Once you’ve passed the test, you’re set enjoy the pleasant melodies and harmonies of “Many Ghosts” and the ripping, instrumental, power-trio attack of “MBF” (complete with appropriate screams and laser chaos noises.)
From the wreckage of “MBF”, comes the slow chanting intro of “They Will Appear” which breaks into an exuberant, galloping, climax.
“Sun Will Shine” follows with a simple, repeated lyric, “Sun will shine but I won’t hide” that is carried by an almost gospel tinged positivity before lifting into more typical stratospheric terrain and finding itself in the midst of a drunken Salvation Army rendition of Auld Lang Syne.
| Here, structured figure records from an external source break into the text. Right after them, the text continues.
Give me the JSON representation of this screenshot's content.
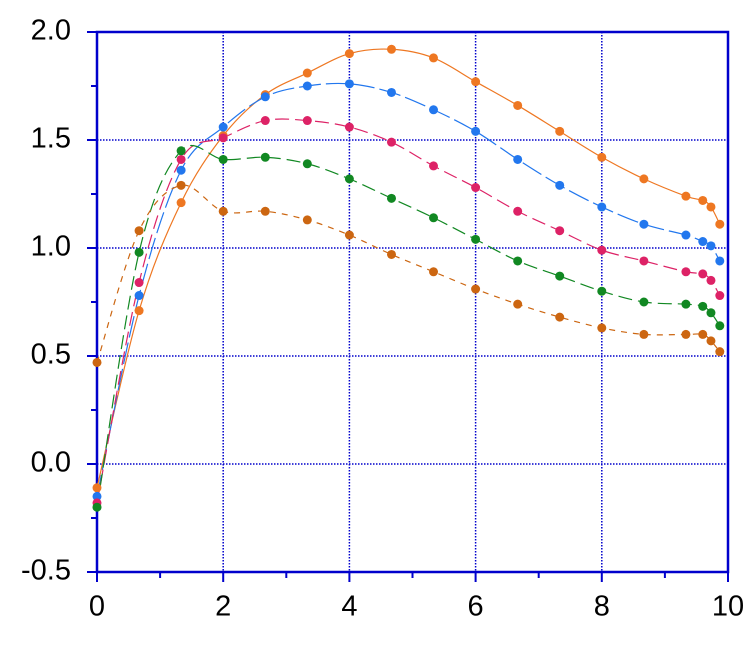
{
  "chart_data": {
    "type": "line",
    "x": [
      0,
      0.667,
      1.333,
      2,
      2.667,
      3.333,
      4,
      4.667,
      5.333,
      6,
      6.667,
      7.333,
      8,
      8.667,
      9.333,
      9.6,
      9.73,
      9.87
    ],
    "series": [
      {
        "color": "#ee7722",
        "linestyle": "solid",
        "values": [
          -0.11,
          0.71,
          1.21,
          1.52,
          1.71,
          1.81,
          1.9,
          1.92,
          1.88,
          1.77,
          1.66,
          1.54,
          1.42,
          1.32,
          1.24,
          1.22,
          1.19,
          1.11
        ]
      },
      {
        "color": "#2277ee",
        "linestyle": "longdash",
        "values": [
          -0.15,
          0.78,
          1.36,
          1.56,
          1.7,
          1.75,
          1.76,
          1.72,
          1.64,
          1.54,
          1.41,
          1.29,
          1.19,
          1.11,
          1.06,
          1.03,
          1.01,
          0.94
        ]
      },
      {
        "color": "#dd2266",
        "linestyle": "dashed",
        "values": [
          -0.18,
          0.84,
          1.41,
          1.51,
          1.59,
          1.59,
          1.56,
          1.49,
          1.38,
          1.28,
          1.17,
          1.08,
          0.99,
          0.94,
          0.89,
          0.88,
          0.85,
          0.78
        ]
      },
      {
        "color": "#118822",
        "linestyle": "dashed",
        "values": [
          -0.2,
          0.98,
          1.45,
          1.41,
          1.42,
          1.39,
          1.32,
          1.23,
          1.14,
          1.04,
          0.94,
          0.87,
          0.8,
          0.75,
          0.74,
          0.73,
          0.7,
          0.64
        ]
      },
      {
        "color": "#cc6611",
        "linestyle": "shortdash",
        "values": [
          0.47,
          1.08,
          1.29,
          1.17,
          1.17,
          1.13,
          1.06,
          0.97,
          0.89,
          0.81,
          0.74,
          0.68,
          0.63,
          0.6,
          0.6,
          0.6,
          0.57,
          0.52
        ]
      }
    ],
    "xlim": [
      0,
      10
    ],
    "xticks": [
      0,
      2,
      4,
      6,
      8,
      10
    ],
    "ylim": [
      -0.5,
      2.0
    ],
    "yticks": [
      {
        "value": -0.5,
        "label": "-0.5"
      },
      {
        "value": 0,
        "label": "0.0"
      },
      0.5,
      {
        "value": 1,
        "label": "1.0"
      },
      1.5,
      {
        "value": 2,
        "label": "2.0"
      }
    ],
    "grid": true
  }
}
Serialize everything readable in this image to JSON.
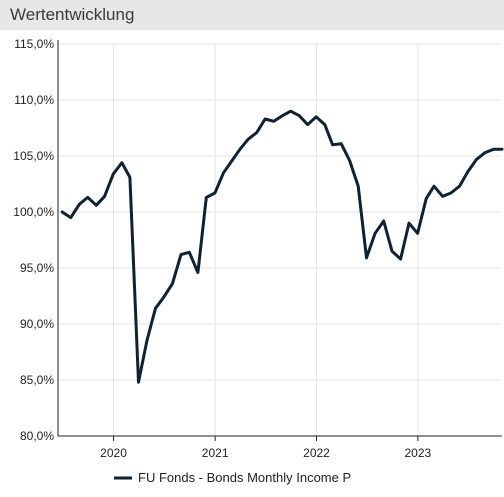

This followed by a single piano accompanying the groups vocal harmonies on the brief, slightly sad yet optimistic number, “Last Year”.
Ending an album on a “downbeat” song is, I suppose, a risk for some bands but Akron/Family clearly is not “some bands”. Both live and via LP they set out to lead you on a journey from here, to who-knows-where and back again and this record accomplishes the mission beautifully. By all means, pick it up and go see them live.